Cantautori e attori: la svolta sentimental-chic

Ma tutti questi artisti disdegnano il pd renziano per fare i girotondini? Giammai. Semmai per fare i grillini, com’è il caso di Fiorella Mannoia. Non c’è più un Nanni Moretti pronto a urlare al capo: dicci qualcosa di sinistra. Nel suo ultimo film, Mia madre, Nanni Moretti mette a nudo un dolore privatissimo e del tutto slegato da appartenenze politiche. Quarant’anni dopo l’assioma secondo cui nulla è privato e tutto è politico è il percorso individuale, con le sue ferite, i fallimenti, le delusioni e le relazioni personali, a diventare degno di narrazione cinematografica. Allo stesso tempo Walter Veltroni, che della politica spettacolo aveva fatto una bandiera, cerca lo sguardo dei bambini. E pensare che negli arruffati anni Settanta persino le canzoni d’amore erano considerate una sorta di attentato etico alla mobilitazione del proletariato (basti pensare all’ostilità dei “compagni” verso i brani di un Claudio Baglioni o di un Lucio Battisti). Oggi è differente. Ciò che è emozione, persino ciò che è sentimento vero, appare come efficace cura delle anime, come esclusiva cura delle anime, anche di quelle un tempo sedotte da ideologie radicali. È sempre la sinistra dei salotti, ma stavolta non più radical-chic. Piuttosto tentata dalla svolta sentimental-chic.

L’inno del Pd?
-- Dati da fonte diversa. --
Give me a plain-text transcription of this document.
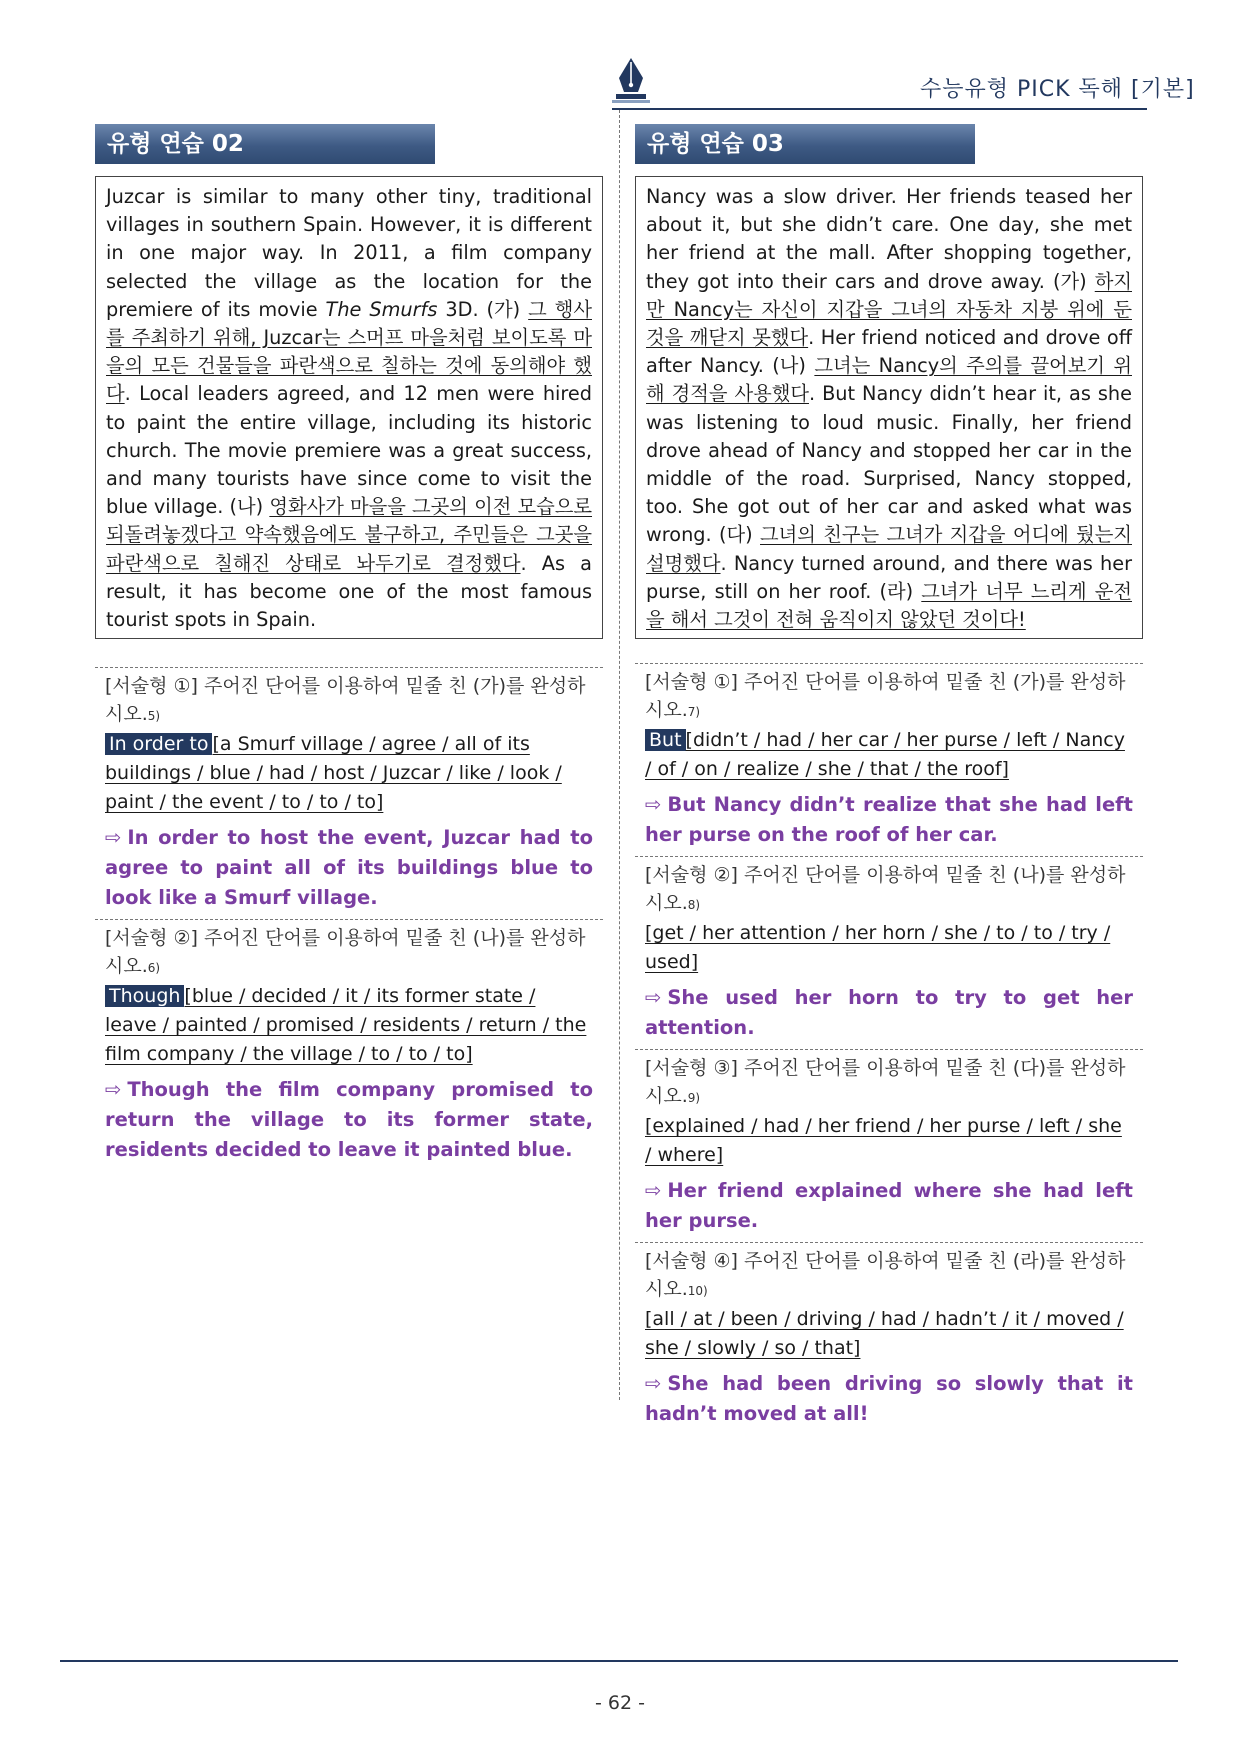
수능유형 PICK 독해 [기본]
유형 연습 02
Juzcar is similar to many other tiny, traditional villages in southern Spain. However, it is different in one major way. In 2011, a film company selected the village as the location for the premiere of its movie The Smurfs 3D. (가) 그 행사를 주최하기 위해, Juzcar는 스머프 마을처럼 보이도록 마을의 모든 건물들을 파란색으로 칠하는 것에 동의해야 했다. Local leaders agreed, and 12 men were hired to paint the entire village, including its historic church. The movie premiere was a great success, and many tourists have since come to visit the blue village. (나) 영화사가 마을을 그곳의 이전 모습으로 되돌려놓겠다고 약속했음에도 불구하고, 주민들은 그곳을 파란색으로 칠해진 상태로 놔두기로 결정했다. As a result, it has become one of the most famous tourist spots in Spain.
[서술형 ①] 주어진 단어를 이용하여 밑줄 친 (가)를 완성하시오.5)
In order to [a Smurf village / agree / all of its buildings / blue / had / host / Juzcar / like / look / paint / the event / to / to / to]
⇨ In order to host the event, Juzcar had to agree to paint all of its buildings blue to look like a Smurf village.
[서술형 ②] 주어진 단어를 이용하여 밑줄 친 (나)를 완성하시오.6)
Though [blue / decided / it / its former state / leave / painted / promised / residents / return / the film company / the village / to / to / to]
⇨ Though the film company promised to return the village to its former state, residents decided to leave it painted blue.
유형 연습 03
Nancy was a slow driver. Her friends teased her about it, but she didn’t care. One day, she met her friend at the mall. After shopping together, they got into their cars and drove away. (가) 하지만 Nancy는 자신이 지갑을 그녀의 자동차 지붕 위에 둔 것을 깨닫지 못했다. Her friend noticed and drove off after Nancy. (나) 그녀는 Nancy의 주의를 끌어보기 위해 경적을 사용했다. But Nancy didn’t hear it, as she was listening to loud music. Finally, her friend drove ahead of Nancy and stopped her car in the middle of the road. Surprised, Nancy stopped, too. She got out of her car and asked what was wrong. (다) 그녀의 친구는 그녀가 지갑을 어디에 뒀는지 설명했다. Nancy turned around, and there was her purse, still on her roof. (라) 그녀가 너무 느리게 운전을 해서 그것이 전혀 움직이지 않았던 것이다!
[서술형 ①] 주어진 단어를 이용하여 밑줄 친 (가)를 완성하시오.7)
But [didn’t / had / her car / her purse / left / Nancy / of / on / realize / she / that / the roof]
⇨ But Nancy didn’t realize that she had left her purse on the roof of her car.
[서술형 ②] 주어진 단어를 이용하여 밑줄 친 (나)를 완성하시오.8)
[get / her attention / her horn / she / to / to / try / used]
⇨ She used her horn to try to get her attention.
[서술형 ③] 주어진 단어를 이용하여 밑줄 친 (다)를 완성하시오.9)
[explained / had / her friend / her purse / left / she / where]
⇨ Her friend explained where she had left her purse.
[서술형 ④] 주어진 단어를 이용하여 밑줄 친 (라)를 완성하시오.10)
[all / at / been / driving / had / hadn’t / it / moved / she / slowly / so / that]
⇨ She had been driving so slowly that it hadn’t moved at all!
- 62 -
La sigla di Goldrake

E il povero Pd dovrà ripiegare sulla sigla di Goldrake – “Quando schiaccia un pulsante magico/ lui diventa un ipergalattico/ lotta per l’umanità” – anziché pescare qua e là canzonette spacciandole come inno politico (tale fu la sorte di Viva l’Italia di De Gregori e anche de La canzone popolare di Ivano Fossati). E tenere giù le mani da Futura di Lucio Dalla (il quale rimproverò alla sinistra di avere trascurato Evola, Céline e Pound). Gratta gratta al renzismo resta pur sempre il trio Il Volo: rima baciata, esistenzialismo, minimal, rottamazione di Nilla Pizzi, però con lo stesso stile di “Vola colomba…”. L’italiano medio è contento, non è più di moda il “canto brasileiro”.